In June 2022, Assam was drowning. The Brahmaputra and its tributaries breached their banks, swallowing villages, farmlands, and livelihoods whole. Over 4 million people were displaced. Roads vanished. Homes became islands. And in the middle of that devastation, families waited — for food, for clean water, for someone to show up.
Prakritii Foundation showed up.
Within days of the floods hitting their worst, our team mobilised for an emergency relief operation — coordinating logistics, sourcing essentials, and getting to the ground in flood-affected districts of Assam. This is the story of what we found, what we did, and what we learned.
The Scale of the Crisis
Assam floods are not a new story. They happen every monsoon season. But 2022 was different — the scale of devastation was among the worst the state had seen in decades. Entire villages were submerged. Cattle were lost. Standing crops were destroyed. And the families most affected were the ones with the least — daily wage workers, small farmers, and tribal communities who had no savings to fall back on.
What made it harder was the access problem. Roads were flooded or washed away. Boats were the only way to reach the worst-hit areas. Aid had to be packed light, planned smart, and delivered fast.

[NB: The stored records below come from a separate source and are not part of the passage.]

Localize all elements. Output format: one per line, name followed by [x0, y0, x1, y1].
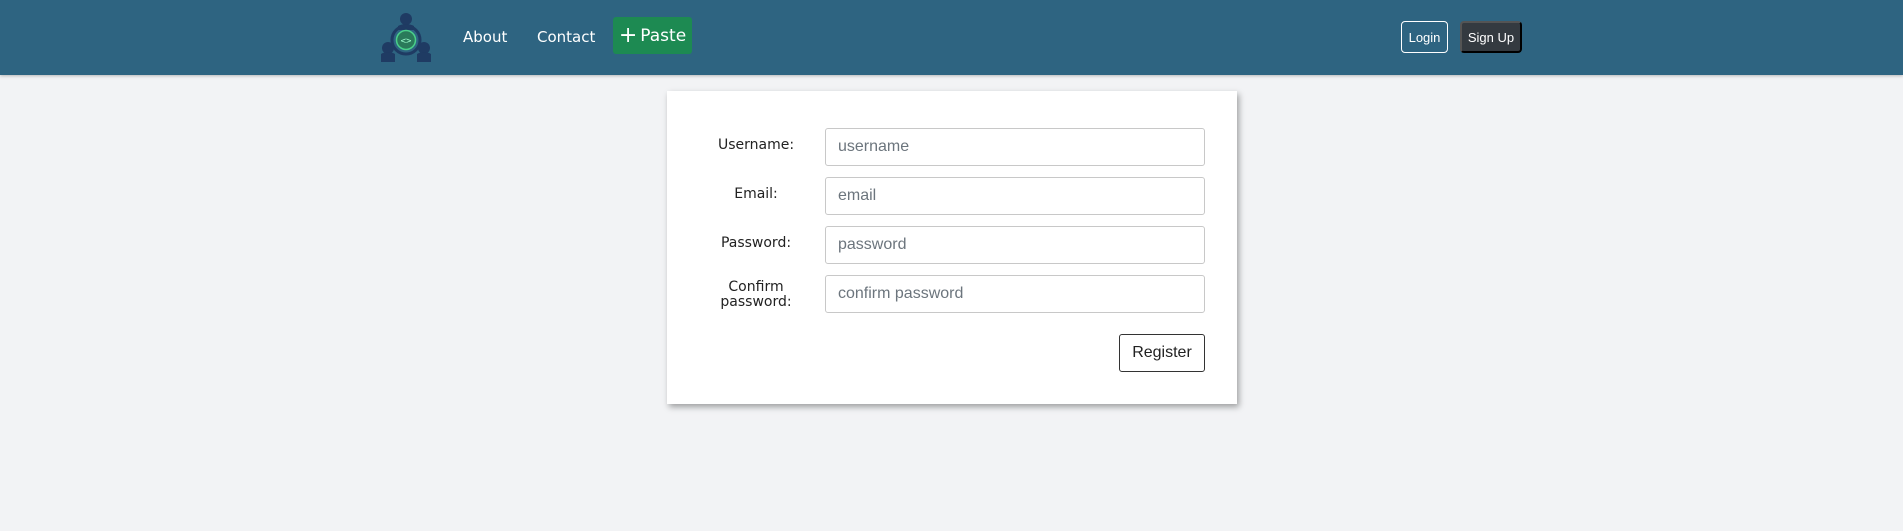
- confirm-password-input[interactable]: [825, 275, 1205, 313]
- confirm-password-label-line1: Confirm: [728, 279, 784, 295]
- username-label: Username:: [717, 137, 795, 153]
- confirm-password-label-line2: password:: [720, 293, 792, 310]
- login-button[interactable]: Login: [1401, 21, 1448, 53]
- top-navbar: <> About Contact + Paste Login Sign Up: [0, 0, 1903, 75]
- username-input[interactable]: [825, 128, 1205, 166]
- site-logo-icon[interactable]: <>: [378, 10, 434, 64]
- nav-link-contact[interactable]: Contact: [537, 28, 595, 46]
- email-label: Email:: [734, 186, 778, 202]
- plus-icon: +: [618, 22, 638, 48]
- password-input[interactable]: [825, 226, 1205, 264]
- confirm-password-label: Confirm password:: [667, 280, 845, 309]
- paste-button[interactable]: + Paste: [613, 17, 692, 54]
- password-label: Password:: [720, 235, 792, 251]
- nav-link-about[interactable]: About: [463, 28, 507, 46]
- email-input[interactable]: [825, 177, 1205, 215]
- register-form-card: Username: Email: Password: Confirm passw…: [667, 91, 1237, 404]
- register-button[interactable]: Register: [1119, 334, 1205, 372]
- svg-text:<>: <>: [401, 37, 412, 47]
- paste-button-label: Paste: [640, 25, 687, 46]
- signup-button[interactable]: Sign Up: [1460, 21, 1522, 53]
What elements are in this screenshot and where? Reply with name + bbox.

"In a disaster, every hour matters. We didn't wait for the waters to recede — we went in while they were still rising." — Prakritii Foundation team
What We Distributed
Our relief kits were designed to address the most urgent, immediate needs of flood-affected families. Each kit was packed with care — not as a token gesture, but as a genuine effort to provide sustenance and dignity through one of the hardest experiences of their lives.
- Food supplies — rice, dal, cooking oil, salt, biscuits, and ready-to-eat items
- Clean drinking water — packaged water bottles and water purification tablets
- Essential medicines — ORS sachets, fever medication, first aid supplies
- Hygiene kits — soap, sanitary products, and basic toiletries
- Dry ration packages — for families to sustain themselves in the days following distribution
Reaching the Unreached
The easy part is distributing aid in accessible areas. The harder part — and the part that matters most — is reaching families that no one else is reaching. Our teams used whatever transport was available: boats where roads were submerged, on foot where the water had receded enough, and local contacts to identify the most vulnerable households.
We prioritised families with young children, elderly members, pregnant women, and people with disabilities — those whose needs were most acute and whose voices are rarely heard in large-scale disaster responses.
What the Ground Looked Like
No description fully captures what a flood-devastated village looks like. Mud everywhere. The smell of stagnant water. Cattle stranded on rooftops. Children who hadn't eaten in two days looking at our boxes with tired, quiet eyes.
What struck our team wasn't the scale of destruction — it was the resilience of the people. Families who had lost everything were still finding ways to help their neighbours. Elderly women were managing community spaces where the displaced had gathered. Young men were ferrying aid on makeshift rafts.
Disaster reveals character — and what we saw in Assam was extraordinary human strength in the face of extraordinary loss.
500+
Families Reached
5000+
Lives Impacted
26 June
2022 · On-Ground Date
The Bigger Picture: Climate, Floods and the NGO Role
Assam floods are not just a humanitarian crisis — they are a climate crisis. The increasing frequency and intensity of floods in the Brahmaputra valley is directly linked to erratic rainfall patterns, glacial melt in the Himalayas, and deforestation upstream. Every year, the floods get worse. Every year, the recovery gets harder.
For Prakritii Foundation — an environmental NGO — flood relief is not separate from our core mission. It is deeply connected to it. When we plant trees, we are reducing soil erosion and improving water absorption. When we run awareness drives, we are building community understanding of the link between human action and environmental consequence.
Relief is the immediate response. Restoration is the long-term answer. We are committed to both.
What we believe about disaster response:
- Speed matters — the first 72 hours are critical in any disaster
- Dignity matters — relief must be delivered with respect, not pity
- Local knowledge matters — no external team can navigate a disaster zone without community guides
- Follow-up matters — showing up once is not enough; recovery takes months
Thank You to Everyone Who Made This Possible
This relief operation was made possible by the donations, time, and trust of hundreds of supporters — individuals who contributed what they could, volunteers who gave their weekends, and partners who believed in our ability to execute on the ground.
Every rupee donated to Prakritii Foundation goes directly to operations like this. No fancy offices. No inflated overheads. Just impact — as fast, as wide, and as deep as we can make it.